# Effective field theory approach to Casimir interactions on soft matter surfaces

We utilize an effective field theory approach to calculate Casimir interactions between objects bound to thermally fluctuating fluid surfaces or interfaces. This approach circumvents the complicated constraints imposed by such objects on the functional integration measure by reverting to a point particle representation. To capture the finite-size effects, we augment the Hamiltonian by a term Δ that encapsulates the particles' response to external fields. Δ is systematically expanded in a series of terms, each of which scales homogeneously in the two power counting parameters: λ≡*R*/*r* , the ratio of the typical object size (*R*) to the typical distance between them (*r*), andδ≡*k*B*T*/*k*, where *k* is the modulus characterizing the surface energy.
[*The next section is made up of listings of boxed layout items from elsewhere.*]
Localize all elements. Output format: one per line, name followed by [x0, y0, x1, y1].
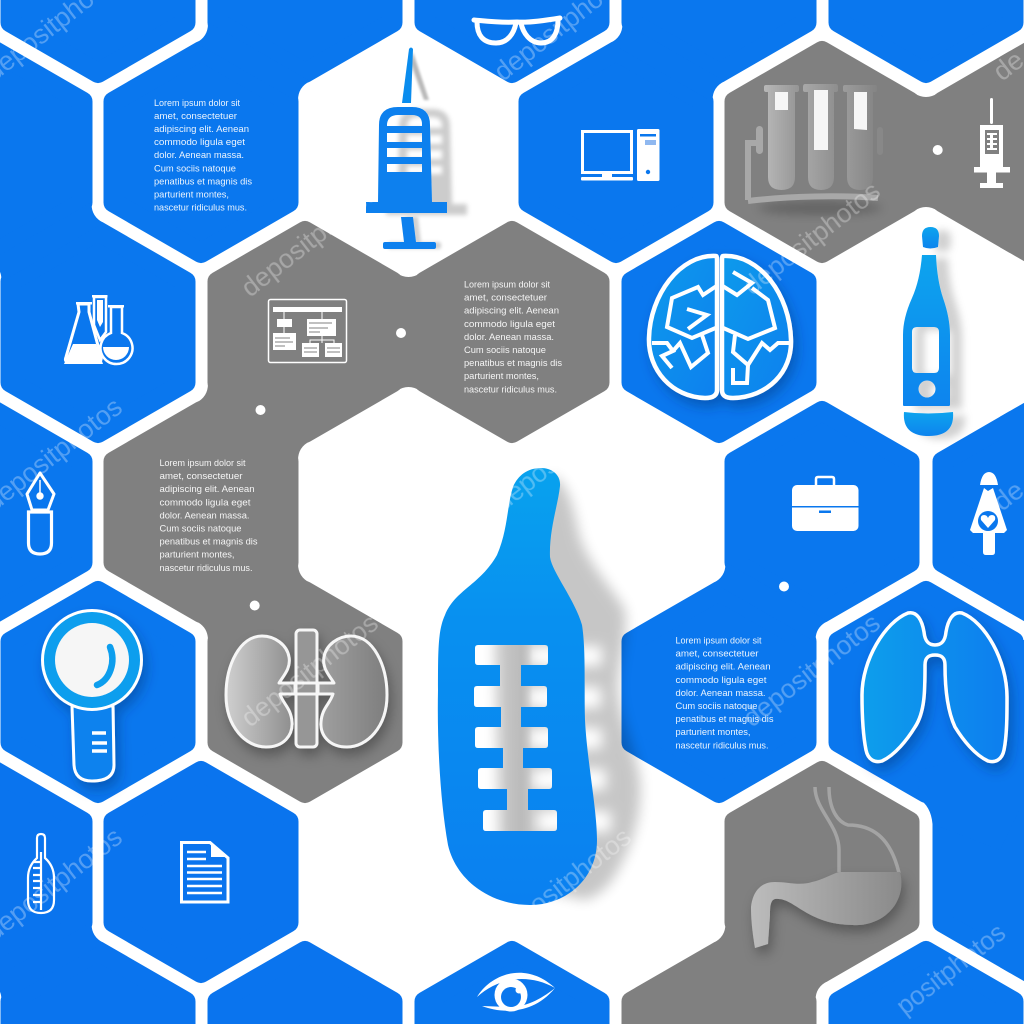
text block: blue right: nascetur ridiculus mus.: [676, 739, 768, 750]
panel: blue merged hexagons flasks: [0, 51, 186, 433]
text block: gray centre: [464, 278, 562, 394]
text block: blue right: penatibus et magnis dis: [676, 713, 774, 724]
icon: large thermometer with shadow: [438, 468, 640, 905]
icon: eye: [477, 973, 555, 1012]
icon: chart schematic: [268, 300, 346, 362]
icon: glasses: [474, 18, 560, 43]
text block: gray left: dolor. Aenean massa.: [160, 509, 250, 520]
text block: top left: adipiscing elit. Aenean: [154, 123, 249, 134]
text block: blue right: commodo ligula eget: [676, 674, 767, 685]
panel: blue hexagon woman: [942, 403, 1024, 621]
text block: blue right: [676, 634, 774, 750]
icon: blue syringe: [366, 48, 447, 249]
text block: gray centre: penatibus et magnis dis: [464, 357, 562, 368]
text block: gray centre: dolor. Aenean massa.: [464, 331, 554, 342]
panel: blue hexagon pen: [0, 411, 82, 613]
text block: blue right: parturient montes,: [676, 726, 750, 737]
text block: top left: nascetur ridiculus mus.: [154, 202, 247, 213]
text block: gray centre: Cum sociis natoque: [464, 344, 546, 355]
icon: computer: [581, 129, 660, 181]
icon: pregnant woman: [970, 472, 1007, 555]
icon: kidneys: [226, 630, 387, 747]
panel: blue hexagon eye: [414, 951, 610, 1024]
panel: blue merged hexagons small thermometer: [0, 771, 196, 1024]
icon: flasks: [64, 295, 132, 364]
watermarks: depositphotos: [235, 178, 384, 303]
icon: test tubes: [748, 84, 883, 215]
watermarks: depositphotos: [737, 608, 886, 733]
icon: briefcase: [792, 477, 858, 531]
icon: lungs: [862, 613, 1007, 762]
text block: top left: Lorem ipsum dolor sit: [154, 97, 240, 108]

The coefficients of the terms in Δ correspond to generalized polarizabilities and thus the formalism applies to rigid as well as deformable objects. We first illustrate and verify our approach by re-deriving known pair forces between circular objects bound to films or membranes. To demonstrate its efficiency and versatility, we then derive a number of new results, among them the triplet interactions present in these systems, a higher-order correction to the film interaction, and general scaling laws for the leading-order interaction valid for objects of arbitrary shape and internal flexibility.